Saturday, October 12, 2013

Paw And Maw Santo


Satire1 visited Squeezebox, Nebiowadaho to talk to America's farmers Paw and Maw Santo who subsist by selling only 85-93% of the corn, soybean, cotton and canola seeds in the country about the legal persecution they've been suffering at the hands of family and organic farmers who use the wind to steal their patented seeds. 

Maw
"Paw and I have spent years using the Bible and the Constitution of the United States to change the genes of our crops to resist communism, atheism, vermin and the poison we sell for pin money and here all these hippies and families with their few hundred acres think they can just steal our seeds and not pay us."

Paw
"There's over 3,000 of these thieves organized by some lawyers into a mafia to stop us from claiming what is rightfully ours forcing us to get by on just eleven billion a year and what with inflation and cable costs going up-"

Maw
"-if you want to see the good shows on TV."

Paw
"You tell him, Maw."

Maw
"And we only have about 40 Senators and a couple of hundred Congressmen at our troth and what with Jews and Puerto Ricans and other radicals on the Supreme Court I don't see how a little family corporation like ours is to have a chance.

Paw
"This is the same court telling women they own their own breasts."

Maw
"This is why girls in Los Angeles are going around without bras."

Paw
"Spreading their breast cancer like influenza among the unsuspecting population."

Maw
"That's why even nuns and widows are getting it now."

Paw
"They think those pink ribbons are going to protect them."

Maw
"The color pink is a carcinogen."

Paw
"And it turns people gay."

Maw
"Even if they're married. And all these gay couples getting married and having gay babies who won't eat our corn."

Paw
"Pink is really just communist red whitewashed to seduce teenage girls into spreading their legs for FaceBook and these other meat market white slavery sites on the internet."

Maw
"It's anti-corn is what it is."

Paw
"We sell white corn, blue corn, yellow and Indian corn seeds but we won't make no pink corn seeds."

Maw
"Like those Castro people did down in Florida with the god fearing yellow grapefruit."

Paw
"And our pesticide only poisons the socialists and illegal immigrants that steal work from struggling Americans."

Maw
"Those Hispanics ought to go back to Spain where they belong."

Paw
"Those lawyers and hippies want to use their grandfather's seeds when God gave the grain seeds to Maw and me to improve and be fruitful with."

Maw
"They're saying the wind put our seeds in their fields.
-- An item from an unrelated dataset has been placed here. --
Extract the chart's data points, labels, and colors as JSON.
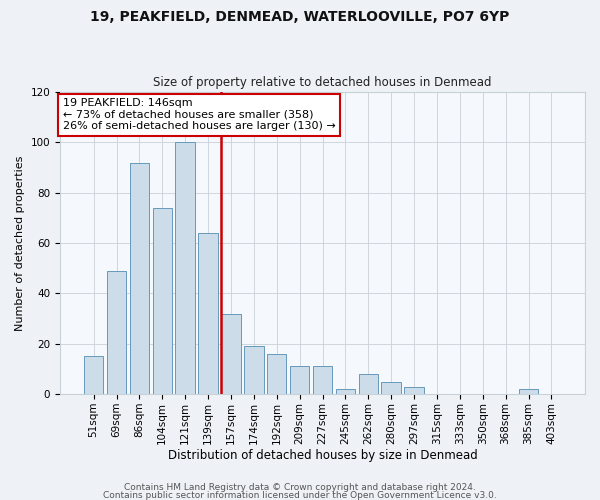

Well, we don't have no contract with the wind."

Paw
"All part of their Global Warming scam to rob struggling multinationals out of the meager living they eke out of the world's resources."

Maw
"The bunch of bullies."

Paw
"So you go on down to your local farmers market and ask them if they use our seeds."

Maw
"And if they don't you tell them to stop stealing from Paw and me."

Paw
"And stop giving us breast cancer and making our babies gay."